The Bee on the Sidewalk: A Study in Innerspecies Relations


Bumble bee

Bumble bee (Photo credit: Wikipedia)


Nothing is better than a nice walk in the cool evening air. I have taken literally hundreds of these walks in my lifetime. Over the course of these walks, I have seen a great deal of suburban wildlife. This walk would be no different.

I came across a bee. Normally the sight of a bee would cause me to turn around and leave that area. This particular bee, though lay nearly motionless under a bush, just off of the sidewalk. There, a once majestic flying pest laid, the end of its life near.

It was a sad sight to see. Just a day ago, this very bee was no doubt flitting through the air, its tiny wings propelling it small, striped body. Now, though, it was just a reminder of the futility of life, particularly for those of us who happen to be insects.

For a second, I watched it struggle. Looking into its eyes (or at least the area where I would assume the eyes are located), you could tell that there was so much this bee had wanted to do. Maybe it had dreamed of collecting pollen abroad in Europe. It would float through the lilies of France or the Irish Butterworts. Then, for the rest of its bee life (approximately 3-4 weeks) it would talk about its time spent overseas.

Maybe it wanted to work its way up to “Worker Bee Manager” and reap all of the benefits that this type of position would bring. The bee would get up every morning and put on its bee suit, head to the bee corner office and pour over the weekly production bee-ports. It would save up to buy the dream bee house and put its bee children in bee braces. No one likes a bee would crooked teeth.

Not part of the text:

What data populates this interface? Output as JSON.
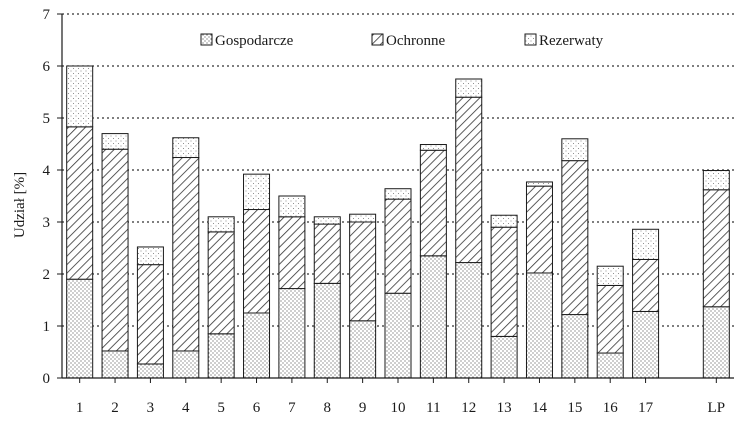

This bee could have been in the midst of a spiritual journey. After all, there had to be more to life than just pollen and honeycomb. It had probably read a lot about Buddhism and found an inner-peace. Maybe it was reaching bee nirvana which is a lot like regular nirvana but smaller and full of yellow and black stripes.

In fact, this bee could have been a spiritual leader. This might have been the Mahatma Gandhi of bees. This could be the end of a long life full of groundbreaking work in the bee civil rights arena. He was probably about to die because of his hunger strike. I felt a great deal of respect for this bee’s work, ignoring the fact that I knew next to nothing about this particular bee.

I thought for a minute. Maybe I could help this bee up. We are all living creatures after all. This bee could use a hand from another being. Imagine the good juju that would come from offering my time and energy to a creature in need.

Then I remembered that bees sting. In fact, that is their favorite activity. They tend to sting people a lot because bees are jerks. So I stepped on it.

I do not care what that bee had going on. I am not getting stung.



12 thoughts on “The Bee on the Sidewalk: A Study in Innerspecies Relations

  1. Dang! After that paragraph on the Mahatma Gandhi of bees and inner spiritual journey…what a tragic and violent end 😦 I do get you though…I’m terrified of insects, bees included and bees with teeth??! Yikes!